Впрочем, была пара безумных коллекционеров, покупавших время от времени его работы, но жить этим Художник, конечно, не мог. Кормился он преподаванием и в этом занятии составил себе достаточно хорошее имя, хотя модным педагогом определенно не был.
— Я не гуру, который смотрится в зеркало своих последователей, — презрительно фырчал он, — и не дрессировщик. И патента на истину у меня нету. Да ни у кого сегодня нету. Потому все эти гуру фальшивые. А поскольку нету большого стиля, то и дрессировщики не бог весть какие мастера. Я пытаюсь помочь человеку найти свой путь, но это труднее, чем глотать космические истины или исполнять патентованные антраша.

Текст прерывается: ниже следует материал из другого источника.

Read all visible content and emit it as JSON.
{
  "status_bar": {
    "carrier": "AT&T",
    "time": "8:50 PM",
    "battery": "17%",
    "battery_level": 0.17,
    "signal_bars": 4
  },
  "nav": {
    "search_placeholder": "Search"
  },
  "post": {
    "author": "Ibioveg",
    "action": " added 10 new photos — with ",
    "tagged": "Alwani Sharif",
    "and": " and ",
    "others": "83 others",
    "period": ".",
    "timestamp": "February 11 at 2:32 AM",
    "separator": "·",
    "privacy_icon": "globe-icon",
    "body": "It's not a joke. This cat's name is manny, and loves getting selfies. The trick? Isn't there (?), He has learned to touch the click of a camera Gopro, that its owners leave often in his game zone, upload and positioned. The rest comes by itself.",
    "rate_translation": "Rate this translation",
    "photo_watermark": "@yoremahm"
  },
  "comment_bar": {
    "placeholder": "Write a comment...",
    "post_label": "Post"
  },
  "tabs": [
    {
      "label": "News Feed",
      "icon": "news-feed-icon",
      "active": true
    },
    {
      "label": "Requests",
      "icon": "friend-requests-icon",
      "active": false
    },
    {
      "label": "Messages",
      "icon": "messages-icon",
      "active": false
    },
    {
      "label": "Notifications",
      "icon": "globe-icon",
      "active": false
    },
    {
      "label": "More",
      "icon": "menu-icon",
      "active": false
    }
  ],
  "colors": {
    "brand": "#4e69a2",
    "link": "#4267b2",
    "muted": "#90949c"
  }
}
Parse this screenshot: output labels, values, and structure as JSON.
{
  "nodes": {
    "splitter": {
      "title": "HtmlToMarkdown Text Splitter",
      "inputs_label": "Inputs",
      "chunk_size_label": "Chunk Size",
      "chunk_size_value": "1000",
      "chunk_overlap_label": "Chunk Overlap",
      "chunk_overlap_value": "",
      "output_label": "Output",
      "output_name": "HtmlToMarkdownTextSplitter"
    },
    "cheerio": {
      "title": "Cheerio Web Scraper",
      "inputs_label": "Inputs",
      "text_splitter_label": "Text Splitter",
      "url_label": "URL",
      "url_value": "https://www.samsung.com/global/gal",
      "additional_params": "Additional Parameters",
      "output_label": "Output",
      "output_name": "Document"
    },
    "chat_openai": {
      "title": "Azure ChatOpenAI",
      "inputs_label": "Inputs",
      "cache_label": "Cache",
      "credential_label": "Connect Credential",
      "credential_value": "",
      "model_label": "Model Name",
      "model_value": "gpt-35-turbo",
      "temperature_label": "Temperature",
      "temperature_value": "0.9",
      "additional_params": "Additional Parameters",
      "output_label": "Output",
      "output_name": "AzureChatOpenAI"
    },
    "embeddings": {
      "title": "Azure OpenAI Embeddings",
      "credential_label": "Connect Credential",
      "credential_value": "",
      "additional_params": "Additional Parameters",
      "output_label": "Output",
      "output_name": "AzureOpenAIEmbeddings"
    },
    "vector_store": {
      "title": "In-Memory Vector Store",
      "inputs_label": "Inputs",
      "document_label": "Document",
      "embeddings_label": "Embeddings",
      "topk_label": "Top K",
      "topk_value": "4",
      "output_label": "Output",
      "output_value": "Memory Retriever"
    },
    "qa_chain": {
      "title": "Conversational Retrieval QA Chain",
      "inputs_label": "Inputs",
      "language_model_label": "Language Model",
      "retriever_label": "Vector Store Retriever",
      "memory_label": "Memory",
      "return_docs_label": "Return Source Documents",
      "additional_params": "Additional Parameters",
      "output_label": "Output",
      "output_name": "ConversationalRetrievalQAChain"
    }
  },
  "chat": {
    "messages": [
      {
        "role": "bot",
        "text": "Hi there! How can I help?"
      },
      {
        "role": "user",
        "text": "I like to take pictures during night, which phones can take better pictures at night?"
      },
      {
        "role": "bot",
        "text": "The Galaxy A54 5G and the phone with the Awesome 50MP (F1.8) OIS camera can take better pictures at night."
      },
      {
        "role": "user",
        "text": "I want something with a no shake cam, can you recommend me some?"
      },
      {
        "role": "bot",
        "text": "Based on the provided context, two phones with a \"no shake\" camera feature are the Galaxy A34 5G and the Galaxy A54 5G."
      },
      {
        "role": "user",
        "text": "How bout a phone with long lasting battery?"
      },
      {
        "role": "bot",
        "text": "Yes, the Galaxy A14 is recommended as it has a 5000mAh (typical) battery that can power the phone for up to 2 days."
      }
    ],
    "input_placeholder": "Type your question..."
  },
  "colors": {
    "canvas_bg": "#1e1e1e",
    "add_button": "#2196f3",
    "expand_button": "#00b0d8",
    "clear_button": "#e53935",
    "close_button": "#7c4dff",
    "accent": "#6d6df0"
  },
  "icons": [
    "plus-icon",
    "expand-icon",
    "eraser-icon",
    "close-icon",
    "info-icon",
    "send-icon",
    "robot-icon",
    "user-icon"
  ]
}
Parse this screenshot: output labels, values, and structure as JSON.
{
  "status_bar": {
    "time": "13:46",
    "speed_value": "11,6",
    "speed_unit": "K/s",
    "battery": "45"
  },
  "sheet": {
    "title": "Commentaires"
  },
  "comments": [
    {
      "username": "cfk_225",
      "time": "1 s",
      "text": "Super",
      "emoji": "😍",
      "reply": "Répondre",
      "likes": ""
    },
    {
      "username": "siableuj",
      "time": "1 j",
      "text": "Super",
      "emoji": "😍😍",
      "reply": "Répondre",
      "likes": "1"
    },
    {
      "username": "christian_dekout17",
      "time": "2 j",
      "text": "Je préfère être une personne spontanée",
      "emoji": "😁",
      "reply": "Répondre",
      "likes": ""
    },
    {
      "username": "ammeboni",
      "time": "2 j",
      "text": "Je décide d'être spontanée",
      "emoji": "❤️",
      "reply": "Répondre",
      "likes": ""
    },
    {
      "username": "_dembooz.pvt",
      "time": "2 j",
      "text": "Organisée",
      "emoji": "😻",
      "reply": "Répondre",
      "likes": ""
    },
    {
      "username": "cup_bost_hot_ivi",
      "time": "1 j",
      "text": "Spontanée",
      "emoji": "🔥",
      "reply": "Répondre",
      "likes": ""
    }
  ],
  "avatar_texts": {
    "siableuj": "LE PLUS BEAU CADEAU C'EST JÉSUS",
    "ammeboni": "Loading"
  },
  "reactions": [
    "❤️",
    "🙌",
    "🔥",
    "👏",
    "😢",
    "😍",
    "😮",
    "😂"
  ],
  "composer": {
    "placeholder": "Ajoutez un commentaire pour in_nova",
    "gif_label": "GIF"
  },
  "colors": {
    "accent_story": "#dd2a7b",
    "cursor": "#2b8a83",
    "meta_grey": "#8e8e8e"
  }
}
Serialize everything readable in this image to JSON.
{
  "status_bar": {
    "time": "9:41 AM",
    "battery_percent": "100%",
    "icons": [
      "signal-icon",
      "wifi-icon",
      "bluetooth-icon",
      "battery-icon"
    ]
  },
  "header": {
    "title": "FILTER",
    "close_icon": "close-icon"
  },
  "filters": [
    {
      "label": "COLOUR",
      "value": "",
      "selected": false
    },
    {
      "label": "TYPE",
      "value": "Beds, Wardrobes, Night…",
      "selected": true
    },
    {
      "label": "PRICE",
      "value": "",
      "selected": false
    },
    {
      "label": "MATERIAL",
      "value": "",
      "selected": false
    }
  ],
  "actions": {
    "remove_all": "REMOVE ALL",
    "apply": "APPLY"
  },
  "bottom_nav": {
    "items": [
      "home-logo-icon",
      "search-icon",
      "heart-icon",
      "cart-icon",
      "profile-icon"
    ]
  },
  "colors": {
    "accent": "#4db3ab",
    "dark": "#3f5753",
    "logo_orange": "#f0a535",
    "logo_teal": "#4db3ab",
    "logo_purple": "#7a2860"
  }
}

В кафе «Палитра», где собиралась богема, Художник не появлялся, а на мой вопрос, почему он не общается с коллегами, усмехнулся и рассказал историю про то, как однажды журналист, интервьюируя Мане Каца, спросил, что он думает о Шагале. «Шагал, — с энтузиазмом воскликнул Кац, — великий талант, большой художник!» — «Интересно, — приподнял бровь журналист, — я тут пару дней назад беседовал с Шагалом, и он сказал, что Мане Кац дерьмо и бездарь». — «О, — улыбнулся Мане Кац, — это нормально. Видите ли, мы, художники, никогда не говорим о своих коллегах то, что думаем о них на самом деле».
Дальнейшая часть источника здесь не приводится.